Turnstyle Analytics provides a simple value proposition to its mostly restaurant clients: The ability to build and analyze a database of best-customer activity enabled by customer email signups for free Wi-Fi. The acquisition will help Yelp move beyond its acquisition-based marketing services to provide marketing services built around customer loyalty. The Wi-fi-based geo-location marketing enabled by the Turnstyle platform also provides restaurants with an alternative to the sexier geo-location services enabled by beacon technology. Money quote from GeoMarketing:
 
"Unlike the hurdles associated with beacon-based proximity marketing — the need to download a store’s branded app, have a smartphone’s Bluetooth receiver turned on — consumers tend to understand a push notification for in-store wifi in an uncomplicated way. Plus, the communications from wifi signals are more expansive than the several feet necessary for a beacon to make a connection to a customer’s device. As w'’ve noted, about 49 percent of consumers say they don't mind the marketing messages sent by proximity platforms as long as there is a clear value exchange (i.e., the push notifications are relevant to their shopping needs)."

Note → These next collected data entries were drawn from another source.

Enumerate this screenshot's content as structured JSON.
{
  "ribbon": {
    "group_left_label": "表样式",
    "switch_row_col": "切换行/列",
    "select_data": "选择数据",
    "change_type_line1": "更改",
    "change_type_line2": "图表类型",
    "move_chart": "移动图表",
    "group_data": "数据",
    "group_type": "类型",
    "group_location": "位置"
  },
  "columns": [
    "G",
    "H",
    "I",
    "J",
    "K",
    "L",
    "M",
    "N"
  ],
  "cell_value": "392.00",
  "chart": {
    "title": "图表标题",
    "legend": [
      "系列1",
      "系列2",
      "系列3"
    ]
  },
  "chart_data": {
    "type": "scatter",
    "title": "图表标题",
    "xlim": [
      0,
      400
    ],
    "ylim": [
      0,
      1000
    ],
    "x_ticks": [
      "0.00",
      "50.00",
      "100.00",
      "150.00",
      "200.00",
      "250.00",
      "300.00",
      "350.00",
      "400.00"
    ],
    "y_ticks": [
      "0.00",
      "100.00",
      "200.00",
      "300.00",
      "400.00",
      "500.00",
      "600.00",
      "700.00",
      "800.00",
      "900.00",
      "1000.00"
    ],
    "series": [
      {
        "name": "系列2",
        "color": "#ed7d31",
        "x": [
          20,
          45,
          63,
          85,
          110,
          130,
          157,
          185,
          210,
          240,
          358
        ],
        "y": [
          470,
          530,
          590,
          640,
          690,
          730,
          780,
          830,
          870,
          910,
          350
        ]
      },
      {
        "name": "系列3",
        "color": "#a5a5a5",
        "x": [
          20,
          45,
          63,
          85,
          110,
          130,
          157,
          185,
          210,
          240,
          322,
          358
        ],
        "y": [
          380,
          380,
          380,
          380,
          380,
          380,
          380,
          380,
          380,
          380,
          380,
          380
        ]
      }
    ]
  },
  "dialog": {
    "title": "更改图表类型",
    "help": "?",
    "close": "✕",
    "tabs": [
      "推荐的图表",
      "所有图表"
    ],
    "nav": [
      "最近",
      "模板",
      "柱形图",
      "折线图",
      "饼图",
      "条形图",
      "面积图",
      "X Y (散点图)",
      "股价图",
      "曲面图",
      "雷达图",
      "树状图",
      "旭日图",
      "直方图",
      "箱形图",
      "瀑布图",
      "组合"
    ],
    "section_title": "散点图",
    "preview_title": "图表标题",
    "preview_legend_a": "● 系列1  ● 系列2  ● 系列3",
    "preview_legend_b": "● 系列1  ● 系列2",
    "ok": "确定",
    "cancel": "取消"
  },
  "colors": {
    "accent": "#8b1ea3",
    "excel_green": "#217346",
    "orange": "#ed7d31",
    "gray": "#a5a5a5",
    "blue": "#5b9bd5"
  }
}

The Turnstyle acquisition follows on the heels of Yelp's recent $40 million acquisition of Nowait, a mobile app that helps restaurants manage their diner waiting lists. Together, these acquisitions point Yelp in the direction of becoming a true loyalty marketing platform - one that can provide its small business clients with far deeper insights into customer behavior than local-search advertising sales companies - the main competitor for small-business marketing dollars - can typically provide. Money quote #2 courtesy of TechCrunch:
 
"Businesses using Turnstyle are able to send out emails to customers, as well as offer them other incentives and rewards to encourage their repeat visits. It lets businesses automate their marketing, as well, doing things like scheduling message delivery for days, weeks, or months in advance, or sending out digital coupons in email or SMS campaigns. Those campaigns can be customized by changing the incentives to meet various metrics. For example, it can trigger offers when customers enter or exit the venue, after they've visited a certain number of times, or it can reach those who haven't visited in a certain period of time, offer incentives to first-time customers, send out birthday rewards, and more."
Sounds like a loyalty marketing platform to us. For all of their power, wealth, and domination of the digital advertising market, neither Google nor Facebook has yet cracked the code of using targeted messages to deliver personalized, relevant messages to consumers based on their offline-location. Both can certainly deliver one-off promotions and discount offers. There's an opening, however, for a nimble player who understands that building relationship continiuity through offers, rewards, and incentives is the key to sustainable, profitable customer behavior change. Yelp seems to be putting the pieces in place to beat the big boys where they have an advantage - out in the real world.
 
Rick Ferguson is CEO and Editor in Chief of the Wise Marketer Group.